Asked by MSNBC's Tom Brokaw if he had relayed this opinion to General Motors Corporate Chairman Rick Wagoner, Sen. Levin remarked, "I’d be happy to tell Rick Wagoner that he ought to consider resigning if that is the difference between getting this kind of support and not."

General Motors specifically dissolved over $14 billion in the third quarter. It is requesting aid from Congress because the company expects to run out of money and be unable to continue operations by early 2009.

Sen. Levin's support for the loans comes on the heels of Obama arguing for a government stake in the auto industry, but only if major changes are undertaken to modernize, with an emphasis on sustainable technology.
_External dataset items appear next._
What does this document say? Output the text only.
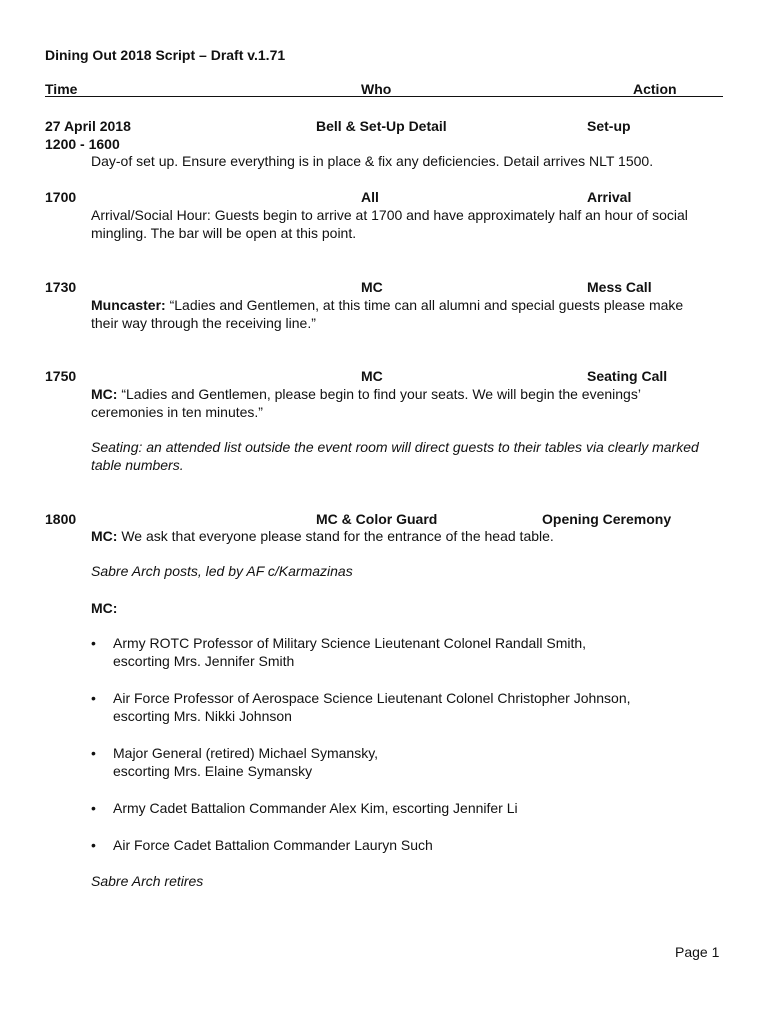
Dining Out 2018 Script – Draft v.1.71
Time	Who	Action
27 April 2018	Bell & Set-Up Detail	Set-up
1200 - 1600
Day-of set up. Ensure everything is in place & fix any deficiencies. Detail arrives NLT 1500.
1700	All	Arrival
Arrival/Social Hour: Guests begin to arrive at 1700 and have approximately half an hour of social mingling. The bar will be open at this point.
1730	MC	Mess Call
Muncaster: “Ladies and Gentlemen, at this time can all alumni and special guests please make their way through the receiving line.”
1750	MC	Seating Call
MC: “Ladies and Gentlemen, please begin to find your seats. We will begin the evenings’ ceremonies in ten minutes.”
Seating: an attended list outside the event room will direct guests to their tables via clearly marked table numbers.
1800	MC & Color Guard	Opening Ceremony
MC: We ask that everyone please stand for the entrance of the head table.
Sabre Arch posts, led by AF c/Karmazinas
MC:
• Army ROTC Professor of Military Science Lieutenant Colonel Randall Smith,
escorting Mrs. Jennifer Smith
• Air Force Professor of Aerospace Science Lieutenant Colonel Christopher Johnson,
escorting Mrs. Nikki Johnson
• Major General (retired) Michael Symansky,
escorting Mrs. Elaine Symansky
• Army Cadet Battalion Commander Alex Kim, escorting Jennifer Li
• Air Force Cadet Battalion Commander Lauryn Such
Sabre Arch retires
Page 1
The President-elect characterized it as, "a bridge loan to somewhere, as opposed to a bridge loan to nowhere."

"We've got at least three million jobs dependent upon this industry surviving," said Sen. Levin on Meet the Press. "We've got -- this is a Main Street problem. We've got 10,000 or more dealers. They, they cover the country in every town of this country. The auto industry touches millions and millions of lives. One out of 10 jobs in this country are auto related. Twenty percent of our retail sales are auto related or automobiles. So this is a national problem."
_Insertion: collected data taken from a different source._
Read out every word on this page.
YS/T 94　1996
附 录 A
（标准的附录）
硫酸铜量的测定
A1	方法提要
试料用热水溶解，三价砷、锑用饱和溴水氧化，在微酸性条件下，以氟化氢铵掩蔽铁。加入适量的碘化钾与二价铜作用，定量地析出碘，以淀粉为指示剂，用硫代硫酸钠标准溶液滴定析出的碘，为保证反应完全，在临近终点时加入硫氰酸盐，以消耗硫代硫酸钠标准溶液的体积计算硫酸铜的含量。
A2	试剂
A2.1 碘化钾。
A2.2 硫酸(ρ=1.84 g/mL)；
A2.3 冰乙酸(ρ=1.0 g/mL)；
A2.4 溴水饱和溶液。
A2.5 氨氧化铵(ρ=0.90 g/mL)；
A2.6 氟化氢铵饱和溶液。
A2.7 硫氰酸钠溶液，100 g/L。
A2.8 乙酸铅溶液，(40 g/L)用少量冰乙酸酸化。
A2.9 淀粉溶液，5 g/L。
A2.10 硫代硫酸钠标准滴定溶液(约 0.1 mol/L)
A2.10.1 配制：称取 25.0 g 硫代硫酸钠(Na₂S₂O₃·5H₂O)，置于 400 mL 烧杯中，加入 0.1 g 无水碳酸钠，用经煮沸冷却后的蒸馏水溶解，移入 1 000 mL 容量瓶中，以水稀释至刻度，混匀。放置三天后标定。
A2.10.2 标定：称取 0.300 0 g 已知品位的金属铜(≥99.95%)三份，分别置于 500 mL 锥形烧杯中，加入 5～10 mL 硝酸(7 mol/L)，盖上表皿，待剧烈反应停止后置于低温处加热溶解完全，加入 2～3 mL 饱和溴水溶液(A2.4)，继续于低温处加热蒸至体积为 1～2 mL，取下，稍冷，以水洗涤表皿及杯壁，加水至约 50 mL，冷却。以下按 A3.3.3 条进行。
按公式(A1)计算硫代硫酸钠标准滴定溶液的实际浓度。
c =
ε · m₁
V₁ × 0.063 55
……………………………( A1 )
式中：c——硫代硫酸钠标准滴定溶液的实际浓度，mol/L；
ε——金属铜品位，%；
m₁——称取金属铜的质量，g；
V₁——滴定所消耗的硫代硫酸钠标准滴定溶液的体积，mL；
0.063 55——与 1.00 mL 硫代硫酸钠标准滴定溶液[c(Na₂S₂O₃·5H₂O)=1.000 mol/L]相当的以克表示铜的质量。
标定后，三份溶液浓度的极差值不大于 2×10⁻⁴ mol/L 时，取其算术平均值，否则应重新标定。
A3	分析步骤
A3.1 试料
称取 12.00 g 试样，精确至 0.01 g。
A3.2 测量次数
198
GM's Wagoner has so far refused to comment, but said in a statement, "the global economic crisis that has put this industry in its current precarious position far exceeds any one individual."
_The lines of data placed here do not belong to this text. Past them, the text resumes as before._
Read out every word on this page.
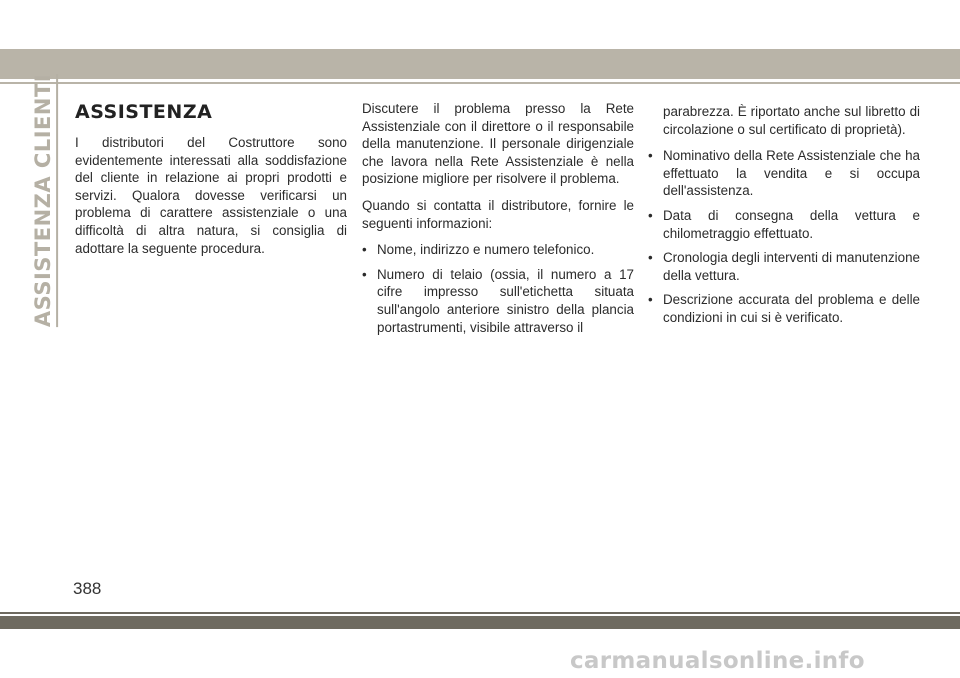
ASSISTENZA CLIENTI ASSISTENZA

I distributori del Costruttore sono evidentemente interessati alla soddisfazione del cliente in relazione ai propri prodotti e servizi. Qualora dovesse verificarsi un problema di carattere assistenziale o una difficoltà di altra natura, si consiglia di adottare la seguente procedura.

Discutere il problema presso la Rete Assistenziale con il direttore o il responsabile della manutenzione. Il personale dirigenziale che lavora nella Rete Assistenziale è nella posizione migliore per risolvere il problema.

Quando si contatta il distributore, fornire le seguenti informazioni:

• Nome, indirizzo e numero telefonico.
• Numero di telaio (ossia, il numero a 17 cifre impresso sull'etichetta situata sull'angolo anteriore sinistro della plancia portastrumenti, visibile attraverso il
parabrezza. È riportato anche sul libretto di circolazione o sul certificato di proprietà).
• Nominativo della Rete Assistenziale che ha effettuato la vendita e si occupa dell'assistenza.
• Data di consegna della vettura e chilometraggio effettuato.
• Cronologia degli interventi di manutenzione della vettura.
• Descrizione accurata del problema e delle condizioni in cui si è verificato.
388
carmanualsonline.info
"This is an issue of the whole auto industry, if that becomes under severe pressure, the impact on the whole U.S. economy will be devastating," said Wagoner to an NBC affiliate early Sunday.

Wagoner added that the government should not view the loans as federalizing a business, and blamed the automaker's impending bankruptcy on stiff credit markets.

"This is not just about an industry or three companies. This is about jobs -- 350,000 direct, probably as much as three to five million jobs in total reflecting that industry," Democratic US Senator Byron Dorgan argued Sunday on Fox television.

Nevertheless, Democrats and Republicans in Washington are preparing for a rare lame-duck congressional battle that will determine whether these companies will receive federal assistance.

"I don't speak for every Republican, but I suppose most of us will oppose it as a very bad idea," said Sen. Jon Kyl (R-AZ).

"The business model of the Big Three automakers, all experts have agreed, is a failing model. It's got to be changed. Just giving them 25 billion dollars doesn't change anything. It just puts off for six months or so the day of reckoning."